Blueberry Lemon Cream Cheese Bread filled with a zesty lemon cream cheese mixture and bursting with fresh blueberries. Drizzled with a simple lemon glaze.
Preheat oven to 375F degrees. Line baking sheet with parchment paper or silicone baking mat. Set aside.
Using an electric hand mixer or stand mixer, beat cream cheese until creamy. Add egg yolk, lemon juice and 1/4 cup powdered sugar. Beat until well mixed. Set aside.
Remove breadstick dough from can. Unroll and separate dough into two rectangles.
Place dough rectangles horizontally on prepared baking sheet that is positioned vertically to you. Press seams together to seal.
Spoon cream cheese mixture onto center of dough.
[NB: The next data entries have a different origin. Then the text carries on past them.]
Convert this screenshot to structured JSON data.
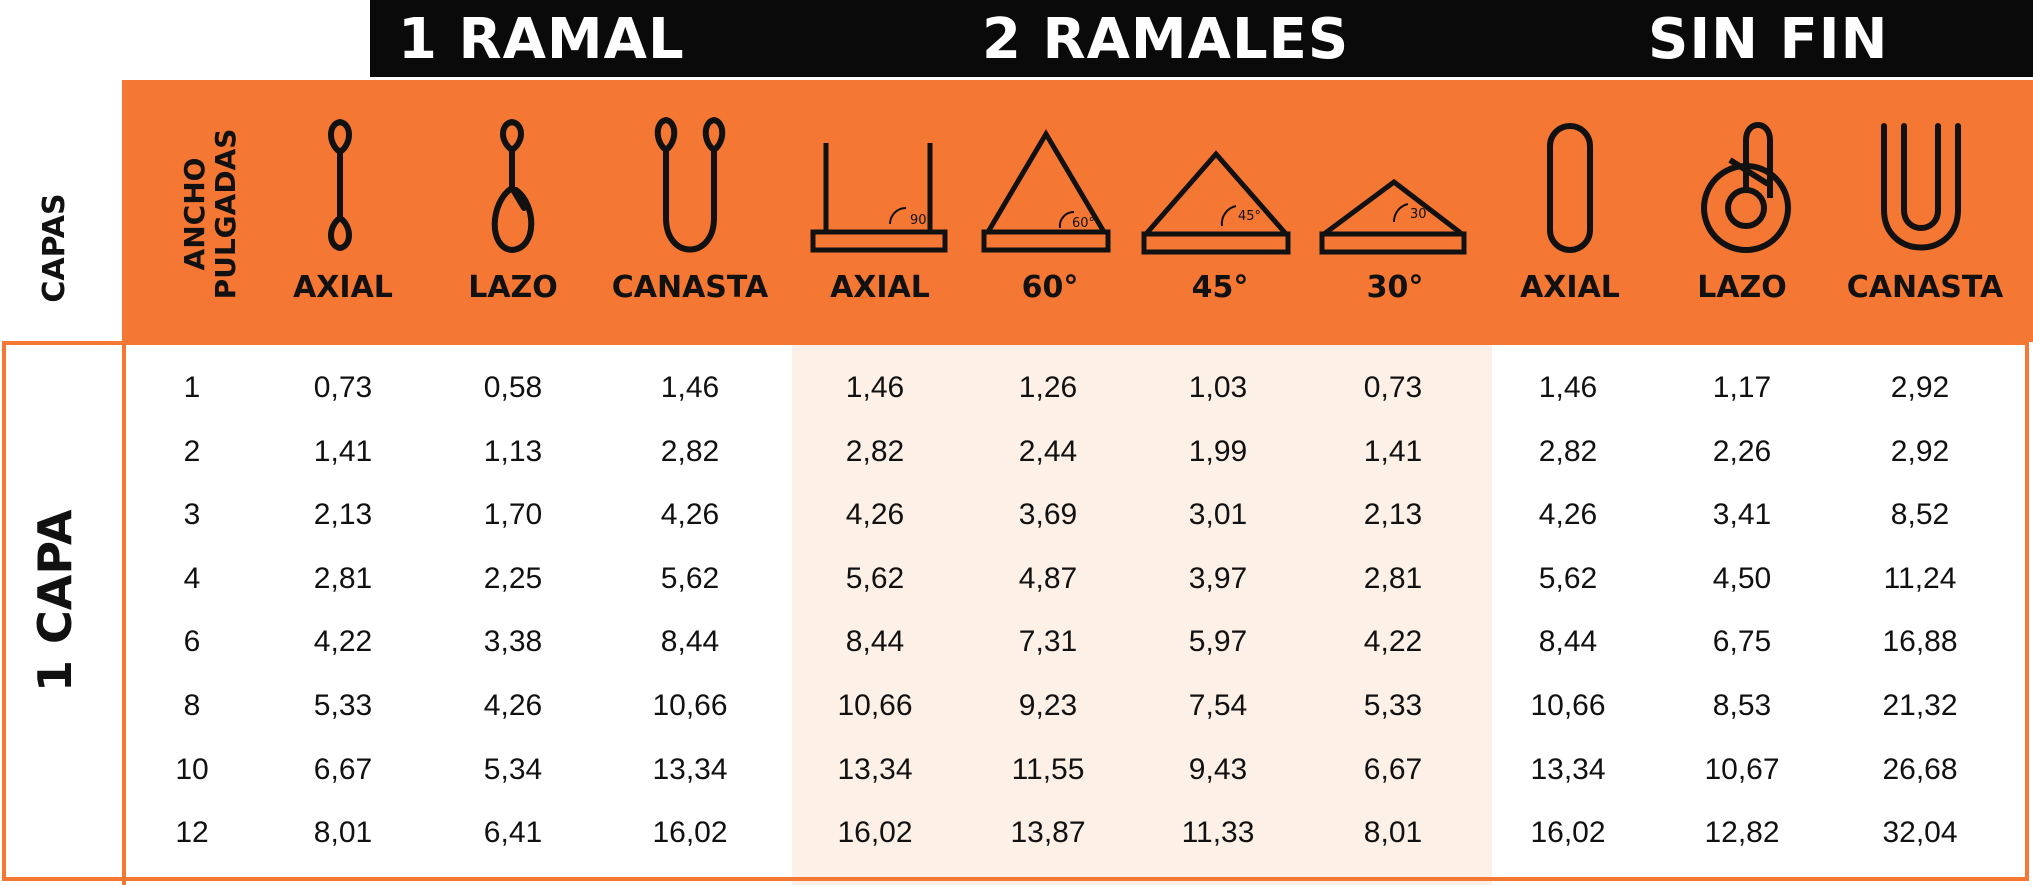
{
  "groups": {
    "ramal1": "1 RAMAL",
    "ramales2": "2 RAMALES",
    "sinfin": "SIN FIN"
  },
  "header": {
    "capas": "CAPAS",
    "ancho_line1": "ANCHO",
    "ancho_line2": "PULGADAS"
  },
  "columns": [
    "AXIAL",
    "LAZO",
    "CANASTA",
    "AXIAL",
    "60°",
    "45°",
    "30°",
    "AXIAL",
    "LAZO",
    "CANASTA"
  ],
  "angle_badges": [
    "90°",
    "60°",
    "45°",
    "30°"
  ],
  "section_label": "1 CAPA",
  "colors": {
    "accent": "#f47733",
    "header_bar": "#0a0a0a",
    "shade": "#fdf0e7"
  },
  "rows": [
    [
      "1",
      "0,73",
      "0,58",
      "1,46",
      "1,46",
      "1,26",
      "1,03",
      "0,73",
      "1,46",
      "1,17",
      "2,92"
    ],
    [
      "2",
      "1,41",
      "1,13",
      "2,82",
      "2,82",
      "2,44",
      "1,99",
      "1,41",
      "2,82",
      "2,26",
      "2,92"
    ],
    [
      "3",
      "2,13",
      "1,70",
      "4,26",
      "4,26",
      "3,69",
      "3,01",
      "2,13",
      "4,26",
      "3,41",
      "8,52"
    ],
    [
      "4",
      "2,81",
      "2,25",
      "5,62",
      "5,62",
      "4,87",
      "3,97",
      "2,81",
      "5,62",
      "4,50",
      "11,24"
    ],
    [
      "6",
      "4,22",
      "3,38",
      "8,44",
      "8,44",
      "7,31",
      "5,97",
      "4,22",
      "8,44",
      "6,75",
      "16,88"
    ],
    [
      "8",
      "5,33",
      "4,26",
      "10,66",
      "10,66",
      "9,23",
      "7,54",
      "5,33",
      "10,66",
      "8,53",
      "21,32"
    ],
    [
      "10",
      "6,67",
      "5,34",
      "13,34",
      "13,34",
      "11,55",
      "9,43",
      "6,67",
      "13,34",
      "10,67",
      "26,68"
    ],
    [
      "12",
      "8,01",
      "6,41",
      "16,02",
      "16,02",
      "13,87",
      "11,33",
      "8,01",
      "16,02",
      "12,82",
      "32,04"
    ]
  ]
}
Sprinkled lemon zest and blueberries over cream cheese mixture.
Separate dough at perforations up to cream cheese mixture, slightly stretching dough strips. Beginning at top edge of dough, braid strips to cover filling. Tuck last two ends under at bottom of bread.
In a small bowl, beat egg white and water with a fork until blended to form an egg wash. Brush egg wash over braided bread.
Bake for 20 minutes, or until golden brown. Cool for at least 45 minutes before serving.
MAKE VANILLA GLAZE:
In a small bowl, combine powdered sugar, heavy whipping cream, and lemon juice. Mix until smooth. Drizzle glaze over bread before serving.
Notes
I have made this bread recipe many times, and I love switching up the fruit filling. Mix it up by using strawberries, raspberries, bananas or even chocolate!